In addition to dealing with round-the-clock darkness in the winter and the constant threat of polar bears, the 2,000 residents in the remote Norwegian town of Longyearbyen must also follow one very strange law: It’s illegal to die there.
Located on the Norwegian archipelago of Svalbard about halfway between mainland Norway and the North Pole, Longyearbyen is so cold that dying has been illegal there since 1950 when locals discovered that bodies weren’t decomposing in the cemetery because of the frigid weather.
In fact, when scientists exhumed corpses of those who died in the 1918 flu pandemic in 1998, they were able to retrieve live samples of the deadly virus.

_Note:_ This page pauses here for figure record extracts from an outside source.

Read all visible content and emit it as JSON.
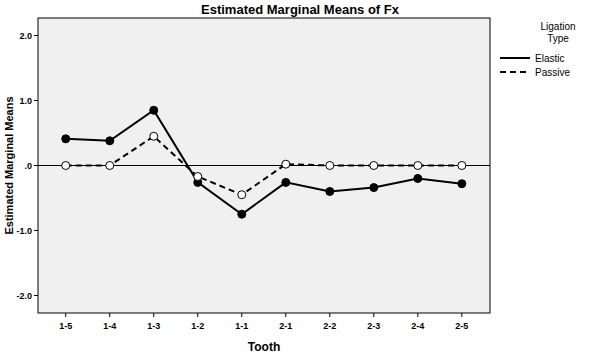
{
  "chart_data": {
    "type": "line",
    "title": "Estimated Marginal Means of Fx",
    "x_label": "Tooth",
    "y_label": "Estimated Marginal Means",
    "legend_title": "Ligation Type",
    "categories": [
      "1-5",
      "1-4",
      "1-3",
      "1-2",
      "1-1",
      "2-1",
      "2-2",
      "2-3",
      "2-4",
      "2-5"
    ],
    "series": [
      {
        "name": "Elastic",
        "color": "#000000",
        "marker": "circle",
        "line_style": "solid",
        "values": [
          0.41,
          0.38,
          0.85,
          -0.26,
          -0.75,
          -0.26,
          -0.4,
          -0.34,
          -0.2,
          -0.28
        ]
      },
      {
        "name": "Passive",
        "color": "#000000",
        "marker": "open_circle",
        "line_style": "dashed",
        "values": [
          0,
          0,
          0.45,
          -0.17,
          -0.45,
          0.02,
          0,
          0,
          0,
          0
        ]
      }
    ],
    "ylim": [
      -2.27,
      2.27
    ],
    "yticks": [
      {
        "value": -2,
        "label": "-2.0"
      },
      {
        "value": -1,
        "label": "-1.0"
      },
      {
        "value": 0,
        "label": ".0"
      },
      {
        "value": 1,
        "label": "1.0"
      },
      {
        "value": 2,
        "label": "2.0"
      }
    ],
    "grid": false,
    "legend": "right"
  }
}
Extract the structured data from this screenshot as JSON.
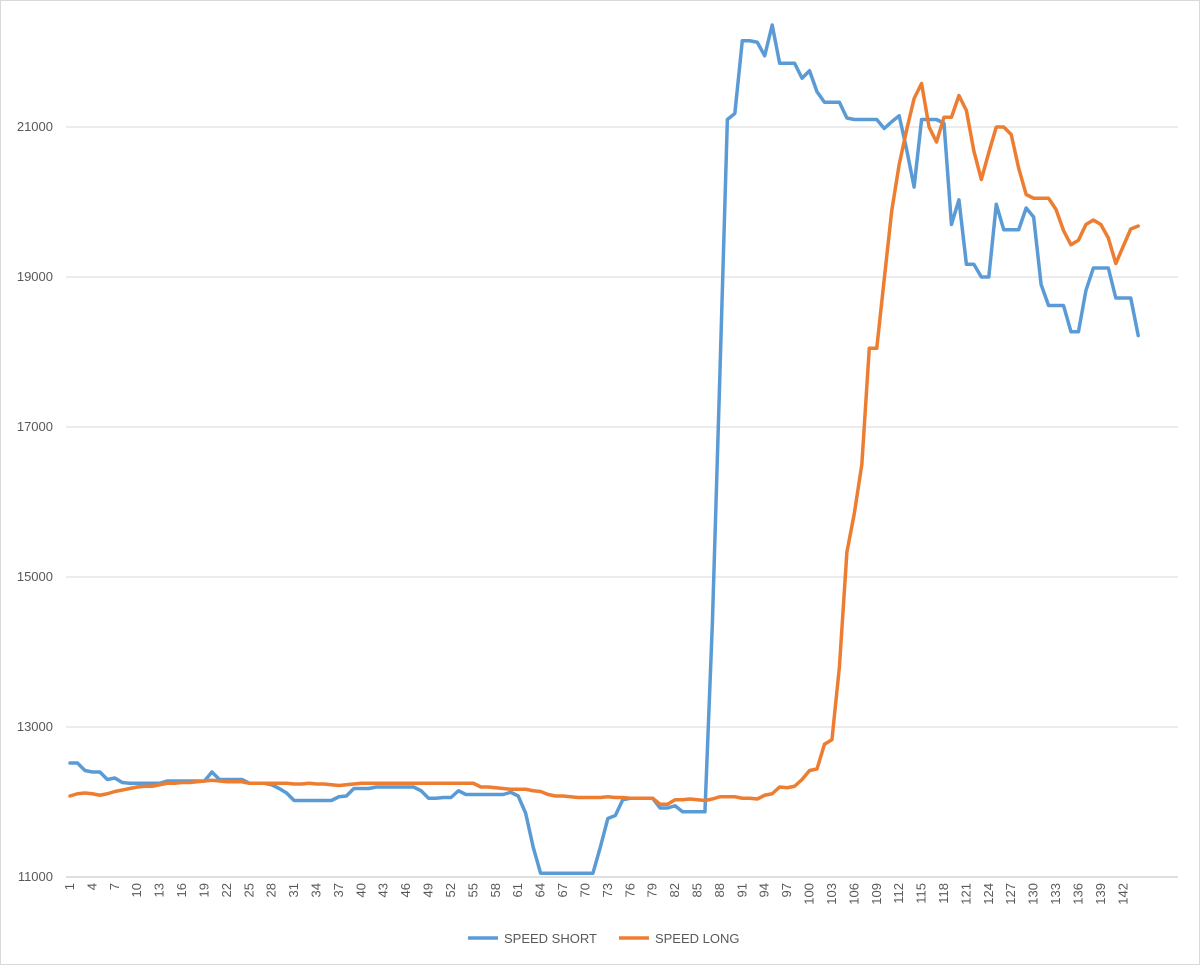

Inhabited mostly by cole miners, locals became so scared of diseases spreading after they found that bodies weren’t decomposing, they made it illegal for any more people to buried in the local graveyard. While cremation urns are allowed to be buried there, so few people have taken up on this option that the terminally ill must leave the island and fly to the Norwegian mainland to spend their last days.
“If you seem to be about to expire, every effort will be made to send you to the mainland,” Jan Christian Meyer, from the Norwegian University of Science and Technology, told The Sun.
However, there are very few people born here, too. While there is a small hospital in Svalbard, pregnant women are encouraged to travel to the mainland in advance of their due date.
These aren’t the only reason why you probably don’t want to move here anytime soon. The town is so far north that it stays dark in the winter for four months at a time with zero difference between night and day for nearly three of those months. There are also nearly 1,000 polar bears who call the island home, which pose a dangerous threat to locals. But hey, you’re basically guaranteed to see the Northern Lights there so maybe it’s worth a trip. Just don’t die.